'Caravaggio - what a guy!'
David Victorious over Goliath, about 1600, by Michelangelo Merisi da Caravaggio (1571–1610), 431⁄2in by 36in, Museo Nacional del Prado, Madrid, Spain. Bridgeman Images.
Fiona Bruce says:
‘Caravaggio—what a guy! He swaggered around Renaissance Italy gambling, womanising, drinking and brawling. If he wasn’t already in trouble, he went looking for it. After he committed murder and was badly attacked himself, he become a nervous wreck, always on the run and in constant fear for his life; he died, perhaps inevitably, in mysterious circumstances. But although his private life was chaotic, his painting was a thing of sublime beauty. Here, David’s face alone would be enough to merit greatness, his profile in shadow heart-breakingly tender as he braces his left knee on the body of Goliath’

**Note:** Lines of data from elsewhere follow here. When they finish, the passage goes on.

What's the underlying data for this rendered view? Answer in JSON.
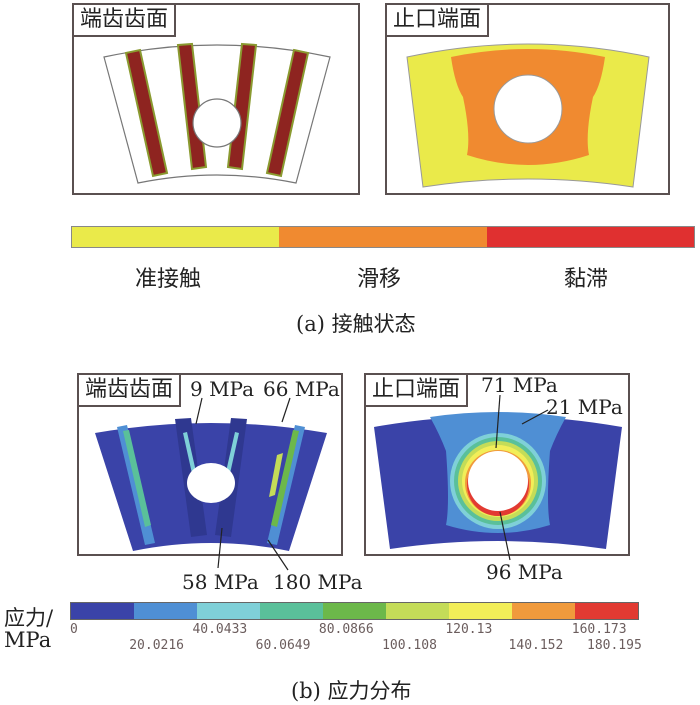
{
  "panel_a": {
    "left_title": "端齿齿面",
    "right_title": "止口端面",
    "legend": [
      {
        "label": "准接触",
        "color": "#eaea4a"
      },
      {
        "label": "滑移",
        "color": "#f08a30"
      },
      {
        "label": "黏滞",
        "color": "#e03030"
      }
    ],
    "caption": "(a) 接触状态"
  },
  "panel_b": {
    "left_title": "端齿齿面",
    "right_title": "止口端面",
    "annotations": {
      "left_top_1": "9 MPa",
      "left_top_2": "66 MPa",
      "left_bottom_1": "58 MPa",
      "left_bottom_2": "180 MPa",
      "right_top_1": "71 MPa",
      "right_top_2": "21 MPa",
      "right_bottom": "96 MPa"
    },
    "scale_label_1": "应力/",
    "scale_label_2": "MPa",
    "scale_colors": [
      "#3a43a8",
      "#4f8fd4",
      "#7fd0d8",
      "#5ac09a",
      "#6cb84a",
      "#c4dc58",
      "#f2ee58",
      "#f09a3c",
      "#e23a32"
    ],
    "scale_ticks": [
      "0",
      "20.0216",
      "40.0433",
      "60.0649",
      "80.0866",
      "100.108",
      "120.13",
      "140.152",
      "160.173",
      "180.195"
    ],
    "caption": "(b) 应力分布"
  }
}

Fiona Bruce is a journalist, newsreader and the presenter of the BBC’s Antiques Roadshow and Fake or Fortune?
John McEwen comments:
Caravaggio derived his name from the town his family escaped to from a plague in Milan. As a 13-year-old orphan, he returned to Milan to begin a four-year apprenticeship with Simone Peterzano, a former pupil of Titian. He learned to paint in oils directly from the subject in the Venetian style and local Lombard painters may have formed his taste for simplicity and naturalistic detail derived from Germanic art, at odds with the optical pretensions and humanist secularity of roman Mannerism.

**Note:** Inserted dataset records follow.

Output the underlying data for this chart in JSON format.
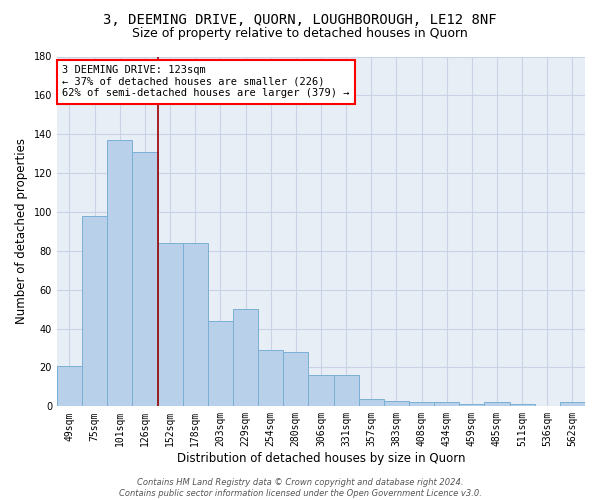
{
  "title1": "3, DEEMING DRIVE, QUORN, LOUGHBOROUGH, LE12 8NF",
  "title2": "Size of property relative to detached houses in Quorn",
  "xlabel": "Distribution of detached houses by size in Quorn",
  "ylabel": "Number of detached properties",
  "categories": [
    "49sqm",
    "75sqm",
    "101sqm",
    "126sqm",
    "152sqm",
    "178sqm",
    "203sqm",
    "229sqm",
    "254sqm",
    "280sqm",
    "306sqm",
    "331sqm",
    "357sqm",
    "383sqm",
    "408sqm",
    "434sqm",
    "459sqm",
    "485sqm",
    "511sqm",
    "536sqm",
    "562sqm"
  ],
  "values": [
    21,
    98,
    137,
    131,
    84,
    84,
    44,
    50,
    29,
    28,
    16,
    16,
    4,
    3,
    2,
    2,
    1,
    2,
    1,
    0,
    2
  ],
  "bar_color": "#b8d0ea",
  "bar_edge_color": "#7aafd4",
  "grid_color": "#c8d4e4",
  "bg_color": "#e8eef6",
  "annotation_line1": "3 DEEMING DRIVE: 123sqm",
  "annotation_line2": "← 37% of detached houses are smaller (226)",
  "annotation_line3": "62% of semi-detached houses are larger (379) →",
  "vline_x_index": 3.5,
  "vline_color": "#990000",
  "footnote": "Contains HM Land Registry data © Crown copyright and database right 2024.\nContains public sector information licensed under the Open Government Licence v3.0.",
  "ylim": [
    0,
    180
  ],
  "yticks": [
    0,
    20,
    40,
    60,
    80,
    100,
    120,
    140,
    160,
    180
  ],
  "title1_fontsize": 10,
  "title2_fontsize": 9,
  "xlabel_fontsize": 8.5,
  "ylabel_fontsize": 8.5,
  "tick_fontsize": 7,
  "annotation_fontsize": 7.5,
  "footnote_fontsize": 6
}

Caravaggio arrived in rome, apparently penniless, in 1592 and found work with the Pope’s favourite artist, giuseppe Cesari. It was fortuitous that his life coincided with the Catholic Church’s demand for more stringent, doctrinal art to counter the Protestant reformation. His simple and dramatic style translated Catholic beliefs in the stark and easily understood manner ideally, if sometimes shockingly, well-suited to Counter-Reformation requirements. His fame grew after his first public commissions in 1600.

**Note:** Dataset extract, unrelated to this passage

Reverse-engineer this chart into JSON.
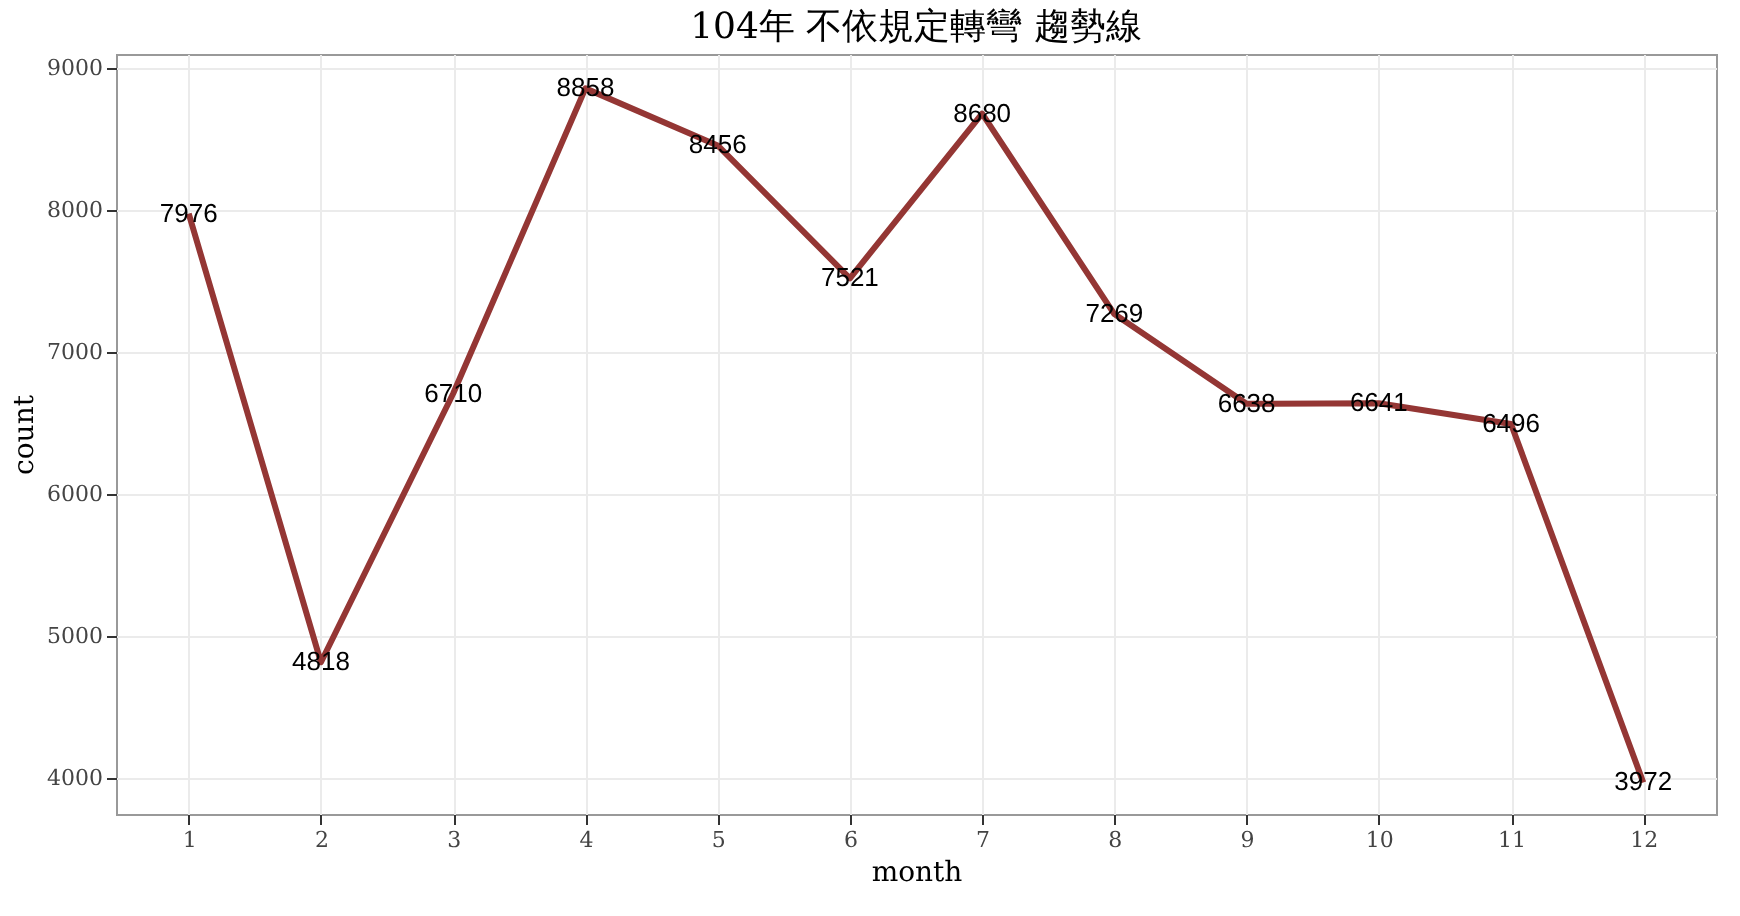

He made three paintings of David and Goliath. This is the earliest, painted for the most important of his initial roman patrons, Cardinal Francesco Maria del Monte. Not long after it was finished, it was sent to Spain, where it had a considerable artistic influence. It conforms to the need for scriptural accuracy boldly stated, illustrating the verse in which Goliath’s conqueror, the Israelite boy David, took the felled giant Philistine’s sword ‘and slew him, and cut off his head therewith’ (I Samuel, 17.51). It can equally be seen as a metaphor of the renewed Church militant. Its grisly relevance to events today is all too apparent.